Narapara

Certa vez, caminhando descompromissadamente pela praia, chutando conchas e perseguindo caranguejos, como se é de costume, um pássaro me chama a atenção. Não por suas plumas ou olhos desconfiados, mas por seu bico estranhamente curvado, que mais parecia um anzol.

Ao chegar em casa, decidi pesquisar sobre ele. Depois de passar por algumas páginas do google e wikipédias mal editadas, descobri que se tratava de uma “Andorota”, cujo nome era uma mistura complicada de andorinha e gaivota, o que fazia menos sentido ainda, visto que a andorota não tinha absolutamente nada a ver com nenhuma das outras duas aves.

Aprendi também que seu bico em forma de anzol não era usado para pegar peixes, como a maioria inculta de seus observadores é levada a pensar. Aquele magnífico espécime na verdade se enterrava na areia de praias e pesque-pagues, deixando apenas seu bico de tom metálico para fora. Esperava pacientemente até que algum pescador desavisado, radiante por ter encontrado um anzol tão incomum, e, ao pegar, arrancava-lhe um, ou, dependendo da sorte da vítima, dois dedos.

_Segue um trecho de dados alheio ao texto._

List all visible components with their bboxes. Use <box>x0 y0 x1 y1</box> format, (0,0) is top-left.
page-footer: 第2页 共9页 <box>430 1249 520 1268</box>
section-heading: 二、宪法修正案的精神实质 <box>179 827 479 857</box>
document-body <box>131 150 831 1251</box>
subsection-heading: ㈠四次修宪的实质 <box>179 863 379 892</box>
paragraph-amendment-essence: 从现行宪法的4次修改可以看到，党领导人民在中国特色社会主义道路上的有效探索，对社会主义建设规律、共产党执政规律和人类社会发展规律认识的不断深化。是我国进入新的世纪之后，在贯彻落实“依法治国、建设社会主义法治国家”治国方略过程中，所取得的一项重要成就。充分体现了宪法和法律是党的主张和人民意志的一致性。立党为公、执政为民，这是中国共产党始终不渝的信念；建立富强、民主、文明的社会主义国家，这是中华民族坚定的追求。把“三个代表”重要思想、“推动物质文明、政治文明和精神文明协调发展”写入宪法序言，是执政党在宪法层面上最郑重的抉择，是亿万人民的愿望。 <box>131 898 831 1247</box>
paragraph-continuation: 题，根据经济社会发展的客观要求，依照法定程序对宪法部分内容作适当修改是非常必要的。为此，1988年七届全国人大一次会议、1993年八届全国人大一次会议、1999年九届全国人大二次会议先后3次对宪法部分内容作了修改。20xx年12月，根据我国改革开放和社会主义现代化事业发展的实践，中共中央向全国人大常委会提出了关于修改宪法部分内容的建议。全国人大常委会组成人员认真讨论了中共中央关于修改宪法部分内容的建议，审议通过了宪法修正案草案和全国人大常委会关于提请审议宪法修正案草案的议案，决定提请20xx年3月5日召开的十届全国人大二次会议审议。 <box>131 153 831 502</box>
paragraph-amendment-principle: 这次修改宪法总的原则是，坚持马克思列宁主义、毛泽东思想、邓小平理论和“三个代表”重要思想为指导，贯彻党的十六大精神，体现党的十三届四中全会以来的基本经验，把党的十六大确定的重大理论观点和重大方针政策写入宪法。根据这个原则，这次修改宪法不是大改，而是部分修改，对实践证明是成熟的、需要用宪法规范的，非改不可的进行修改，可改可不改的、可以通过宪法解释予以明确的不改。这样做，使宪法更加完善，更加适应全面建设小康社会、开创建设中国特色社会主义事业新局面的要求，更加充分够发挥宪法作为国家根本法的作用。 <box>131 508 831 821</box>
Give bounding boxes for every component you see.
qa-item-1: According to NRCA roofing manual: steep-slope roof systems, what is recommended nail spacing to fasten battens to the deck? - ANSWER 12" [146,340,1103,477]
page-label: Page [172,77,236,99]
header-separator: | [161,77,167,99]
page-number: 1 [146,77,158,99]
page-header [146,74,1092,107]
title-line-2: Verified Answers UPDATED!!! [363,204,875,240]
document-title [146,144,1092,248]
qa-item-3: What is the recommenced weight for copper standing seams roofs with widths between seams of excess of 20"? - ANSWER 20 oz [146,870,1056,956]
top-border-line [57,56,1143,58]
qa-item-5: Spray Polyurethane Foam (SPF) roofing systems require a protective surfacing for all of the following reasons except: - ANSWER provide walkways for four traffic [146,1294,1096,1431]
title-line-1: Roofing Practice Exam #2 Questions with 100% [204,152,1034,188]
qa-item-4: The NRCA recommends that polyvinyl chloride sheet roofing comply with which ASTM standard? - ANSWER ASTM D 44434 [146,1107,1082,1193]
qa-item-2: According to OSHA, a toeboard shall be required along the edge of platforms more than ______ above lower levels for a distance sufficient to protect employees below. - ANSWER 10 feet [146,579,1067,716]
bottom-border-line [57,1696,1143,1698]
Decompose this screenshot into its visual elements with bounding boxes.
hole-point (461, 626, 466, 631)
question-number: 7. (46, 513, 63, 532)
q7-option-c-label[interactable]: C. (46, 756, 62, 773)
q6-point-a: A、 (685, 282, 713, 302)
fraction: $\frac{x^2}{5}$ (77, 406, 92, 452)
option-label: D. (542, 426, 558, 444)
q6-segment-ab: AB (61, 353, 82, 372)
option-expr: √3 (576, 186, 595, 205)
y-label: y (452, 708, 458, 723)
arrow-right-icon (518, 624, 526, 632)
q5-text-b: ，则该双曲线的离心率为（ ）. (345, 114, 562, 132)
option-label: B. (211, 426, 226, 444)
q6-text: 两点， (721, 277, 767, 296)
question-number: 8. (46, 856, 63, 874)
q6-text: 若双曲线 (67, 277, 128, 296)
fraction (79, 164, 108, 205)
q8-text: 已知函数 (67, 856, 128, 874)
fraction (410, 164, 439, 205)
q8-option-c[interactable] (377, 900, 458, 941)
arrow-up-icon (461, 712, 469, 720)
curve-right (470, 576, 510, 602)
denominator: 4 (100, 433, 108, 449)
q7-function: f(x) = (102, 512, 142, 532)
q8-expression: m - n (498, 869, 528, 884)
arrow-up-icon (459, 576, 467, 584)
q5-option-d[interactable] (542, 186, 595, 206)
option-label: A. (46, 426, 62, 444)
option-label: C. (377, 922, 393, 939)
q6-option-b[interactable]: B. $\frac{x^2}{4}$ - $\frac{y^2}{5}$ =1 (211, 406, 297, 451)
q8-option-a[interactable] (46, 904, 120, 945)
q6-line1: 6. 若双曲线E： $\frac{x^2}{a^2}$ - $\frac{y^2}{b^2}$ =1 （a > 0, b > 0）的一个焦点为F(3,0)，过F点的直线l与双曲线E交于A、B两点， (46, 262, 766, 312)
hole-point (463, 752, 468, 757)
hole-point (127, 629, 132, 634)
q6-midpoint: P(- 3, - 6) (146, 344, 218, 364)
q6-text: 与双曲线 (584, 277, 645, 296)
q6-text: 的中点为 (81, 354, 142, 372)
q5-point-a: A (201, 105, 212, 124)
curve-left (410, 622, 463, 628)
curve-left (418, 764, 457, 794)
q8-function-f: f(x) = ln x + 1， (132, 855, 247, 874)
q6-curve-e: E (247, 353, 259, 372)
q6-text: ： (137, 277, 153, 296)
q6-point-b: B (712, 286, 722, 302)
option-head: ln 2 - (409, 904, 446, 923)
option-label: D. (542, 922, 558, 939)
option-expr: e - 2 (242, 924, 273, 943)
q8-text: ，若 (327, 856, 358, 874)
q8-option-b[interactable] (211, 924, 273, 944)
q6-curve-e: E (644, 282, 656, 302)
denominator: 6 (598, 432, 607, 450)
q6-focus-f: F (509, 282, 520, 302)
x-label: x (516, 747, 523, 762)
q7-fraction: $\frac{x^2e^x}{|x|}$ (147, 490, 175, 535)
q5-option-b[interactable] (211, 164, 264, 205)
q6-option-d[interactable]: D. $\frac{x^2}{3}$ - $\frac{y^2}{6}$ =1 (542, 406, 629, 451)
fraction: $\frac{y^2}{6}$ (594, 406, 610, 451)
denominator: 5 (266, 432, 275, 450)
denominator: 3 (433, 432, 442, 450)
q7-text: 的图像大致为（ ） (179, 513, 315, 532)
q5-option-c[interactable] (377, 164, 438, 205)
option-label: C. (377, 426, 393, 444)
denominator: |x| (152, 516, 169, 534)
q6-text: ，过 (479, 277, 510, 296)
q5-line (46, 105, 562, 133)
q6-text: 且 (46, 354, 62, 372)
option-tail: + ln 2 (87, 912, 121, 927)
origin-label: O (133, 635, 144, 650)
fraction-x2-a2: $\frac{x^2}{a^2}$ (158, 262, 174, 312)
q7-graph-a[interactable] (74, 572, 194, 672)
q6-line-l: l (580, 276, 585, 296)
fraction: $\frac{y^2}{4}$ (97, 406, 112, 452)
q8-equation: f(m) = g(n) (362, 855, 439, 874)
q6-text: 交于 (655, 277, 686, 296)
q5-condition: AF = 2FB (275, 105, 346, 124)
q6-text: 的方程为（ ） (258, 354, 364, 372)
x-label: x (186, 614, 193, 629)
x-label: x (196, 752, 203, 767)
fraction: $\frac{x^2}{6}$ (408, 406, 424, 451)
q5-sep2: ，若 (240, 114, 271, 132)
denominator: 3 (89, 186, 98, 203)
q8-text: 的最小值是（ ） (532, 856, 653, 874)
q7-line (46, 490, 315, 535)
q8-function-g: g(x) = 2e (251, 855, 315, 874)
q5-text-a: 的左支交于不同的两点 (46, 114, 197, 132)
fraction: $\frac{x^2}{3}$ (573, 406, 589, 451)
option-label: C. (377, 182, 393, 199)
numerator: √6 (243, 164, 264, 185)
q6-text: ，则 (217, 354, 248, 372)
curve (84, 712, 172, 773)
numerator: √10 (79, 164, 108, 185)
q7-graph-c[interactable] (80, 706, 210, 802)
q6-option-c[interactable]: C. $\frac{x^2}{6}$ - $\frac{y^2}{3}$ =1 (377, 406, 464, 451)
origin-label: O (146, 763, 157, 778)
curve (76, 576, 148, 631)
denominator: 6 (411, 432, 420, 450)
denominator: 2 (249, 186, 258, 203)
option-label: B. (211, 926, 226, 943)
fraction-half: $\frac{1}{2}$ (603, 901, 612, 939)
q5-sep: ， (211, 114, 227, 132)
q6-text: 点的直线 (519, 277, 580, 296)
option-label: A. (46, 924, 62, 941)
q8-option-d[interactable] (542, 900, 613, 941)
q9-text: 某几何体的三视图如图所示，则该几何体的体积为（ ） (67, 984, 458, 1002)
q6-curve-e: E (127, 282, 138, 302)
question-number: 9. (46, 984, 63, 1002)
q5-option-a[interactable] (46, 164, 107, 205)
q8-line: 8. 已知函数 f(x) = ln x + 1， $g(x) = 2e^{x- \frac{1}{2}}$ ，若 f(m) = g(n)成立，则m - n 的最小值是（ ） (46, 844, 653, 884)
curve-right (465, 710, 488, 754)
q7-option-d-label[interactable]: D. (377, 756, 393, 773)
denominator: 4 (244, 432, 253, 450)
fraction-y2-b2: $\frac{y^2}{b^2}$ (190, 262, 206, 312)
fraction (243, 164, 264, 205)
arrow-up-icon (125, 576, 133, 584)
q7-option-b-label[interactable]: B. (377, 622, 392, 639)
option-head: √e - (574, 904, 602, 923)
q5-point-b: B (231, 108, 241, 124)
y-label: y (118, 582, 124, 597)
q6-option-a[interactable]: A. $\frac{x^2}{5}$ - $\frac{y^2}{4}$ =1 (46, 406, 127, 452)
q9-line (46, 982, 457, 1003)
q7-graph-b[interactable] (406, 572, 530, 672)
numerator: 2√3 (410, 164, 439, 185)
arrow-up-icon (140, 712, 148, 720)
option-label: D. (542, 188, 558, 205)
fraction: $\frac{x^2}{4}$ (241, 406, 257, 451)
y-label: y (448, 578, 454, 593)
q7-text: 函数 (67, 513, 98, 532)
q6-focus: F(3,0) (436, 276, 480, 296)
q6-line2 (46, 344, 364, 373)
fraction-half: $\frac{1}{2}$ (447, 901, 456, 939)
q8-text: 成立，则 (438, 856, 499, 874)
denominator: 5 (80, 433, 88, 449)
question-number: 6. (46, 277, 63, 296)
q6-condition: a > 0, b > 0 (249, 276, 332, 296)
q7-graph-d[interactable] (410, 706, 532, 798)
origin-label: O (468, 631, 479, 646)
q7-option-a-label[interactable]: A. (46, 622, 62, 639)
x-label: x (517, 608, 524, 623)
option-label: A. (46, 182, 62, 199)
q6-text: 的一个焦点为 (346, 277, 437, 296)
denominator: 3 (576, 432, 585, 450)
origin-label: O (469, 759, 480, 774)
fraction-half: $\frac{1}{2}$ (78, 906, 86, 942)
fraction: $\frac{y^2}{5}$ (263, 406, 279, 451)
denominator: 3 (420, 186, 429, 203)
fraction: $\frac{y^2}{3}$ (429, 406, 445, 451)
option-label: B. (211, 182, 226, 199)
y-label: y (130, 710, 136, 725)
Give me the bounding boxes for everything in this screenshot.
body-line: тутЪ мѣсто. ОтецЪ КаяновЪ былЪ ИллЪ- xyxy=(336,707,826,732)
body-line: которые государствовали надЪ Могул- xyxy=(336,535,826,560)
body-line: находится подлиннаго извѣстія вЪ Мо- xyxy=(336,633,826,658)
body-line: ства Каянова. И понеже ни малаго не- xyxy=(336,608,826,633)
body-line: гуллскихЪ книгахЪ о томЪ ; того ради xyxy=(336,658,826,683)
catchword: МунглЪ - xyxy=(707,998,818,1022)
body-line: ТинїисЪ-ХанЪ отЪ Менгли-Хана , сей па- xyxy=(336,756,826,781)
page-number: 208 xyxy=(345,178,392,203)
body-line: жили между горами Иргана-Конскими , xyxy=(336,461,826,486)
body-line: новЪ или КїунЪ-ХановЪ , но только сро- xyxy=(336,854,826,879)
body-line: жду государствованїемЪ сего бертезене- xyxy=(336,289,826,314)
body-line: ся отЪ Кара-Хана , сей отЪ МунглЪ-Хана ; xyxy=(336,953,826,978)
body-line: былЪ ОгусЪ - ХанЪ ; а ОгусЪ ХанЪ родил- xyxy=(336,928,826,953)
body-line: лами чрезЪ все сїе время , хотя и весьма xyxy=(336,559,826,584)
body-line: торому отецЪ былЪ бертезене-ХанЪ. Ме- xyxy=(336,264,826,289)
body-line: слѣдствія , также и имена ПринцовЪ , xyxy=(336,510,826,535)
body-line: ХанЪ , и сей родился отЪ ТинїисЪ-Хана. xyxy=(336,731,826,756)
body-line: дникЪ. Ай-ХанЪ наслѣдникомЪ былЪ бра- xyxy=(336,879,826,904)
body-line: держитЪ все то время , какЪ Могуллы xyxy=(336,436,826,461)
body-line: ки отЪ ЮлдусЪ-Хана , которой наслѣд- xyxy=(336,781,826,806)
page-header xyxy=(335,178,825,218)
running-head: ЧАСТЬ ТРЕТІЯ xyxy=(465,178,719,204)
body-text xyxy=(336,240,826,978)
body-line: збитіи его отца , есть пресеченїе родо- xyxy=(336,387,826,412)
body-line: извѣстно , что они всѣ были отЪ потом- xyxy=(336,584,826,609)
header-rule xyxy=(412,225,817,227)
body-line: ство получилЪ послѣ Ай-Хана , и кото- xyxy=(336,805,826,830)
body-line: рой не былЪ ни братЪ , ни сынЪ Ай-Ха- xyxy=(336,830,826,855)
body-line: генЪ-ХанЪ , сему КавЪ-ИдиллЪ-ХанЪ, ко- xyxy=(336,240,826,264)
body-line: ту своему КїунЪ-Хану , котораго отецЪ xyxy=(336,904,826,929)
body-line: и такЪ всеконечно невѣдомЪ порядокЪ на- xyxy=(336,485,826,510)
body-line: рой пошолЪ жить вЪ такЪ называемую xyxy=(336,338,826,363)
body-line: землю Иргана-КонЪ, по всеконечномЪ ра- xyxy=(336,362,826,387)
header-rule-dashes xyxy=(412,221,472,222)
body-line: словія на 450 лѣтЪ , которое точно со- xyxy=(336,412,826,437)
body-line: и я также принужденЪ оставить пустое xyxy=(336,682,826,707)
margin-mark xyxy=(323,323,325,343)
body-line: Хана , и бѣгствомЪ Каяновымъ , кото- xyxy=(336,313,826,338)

De volta a seu habitat, uma pequena ilha ao norte de Madagascar, a andorota não comia os dedos recolhidos, mas barganhava com espécies locais por alimento para seus filhotes, que variam desde croissant caseiros até unhas humanas, as quais a ignorante andorota não sabia que pertencia aos dedos capturados.

Um recente estudo de 1422, mostra que o pássaro quase foi levado a extinção, pois humanos dedetas(?) entravam numa nova modalidade de caça, diferente da caça predatória e de todas que já haviam sido vistas: A caça por vingança.

Armados com abridores de lata, os pescadores saiam a procura de andorotas enterradas pela praia, ou melhor, de seus bicos acinzentados. O pobre animal não tinha muita defesa, pois diferente de outras aves que fogem com a presença do humano, a andorota tem de esperar sua vítima, tornando-se assim, uma presa fácil.

Acostumada a beliscar e fugir, com um abridor de latas era diferente. Seu bico ficava facilmente preso no buraco da ferramenta. Sua forma de anzol tornava a escapatória ainda mais difícil. Incrivelmente, as andorotas aprenderam em pouco tempo a evitar os abridores de lata, pois era uma espécie de rápida adaptação. Infelizmente, sem acesso aos dedos humanos, não tinham o que trocar com as espécies de sua ilha natal, uma vez que as mesmas não sabiam o significado de empréstimo, naturalmente. Em pouco tempo, seus filhotes morreriam de fome.

Algumas poucas andorotas, como a que vi aquele dia na praia, são fruto de seu ajustamento às adversidades. Aprendeu a migrar, descobriu que pés de humanos abrigam as famigeradas unhas.

Com as andorotas fora da ilha para sempre, a cadeia alimentar do lugar entrou em colapso. Os estranhos animais que monopolizavam os alimentos em troca de dedos humanos não mais poderiam adquiri-los como antes, visto que a unica espécie de ave da ilha eram as andorotas. Teriam de ir caçar eles mesmos. Poucos anos de evolução seriam suficiente para a mudança daqueles seres que, uma vez decididos, não seriam facilmente parados.

Eles esperam. Mas não por muito tempo.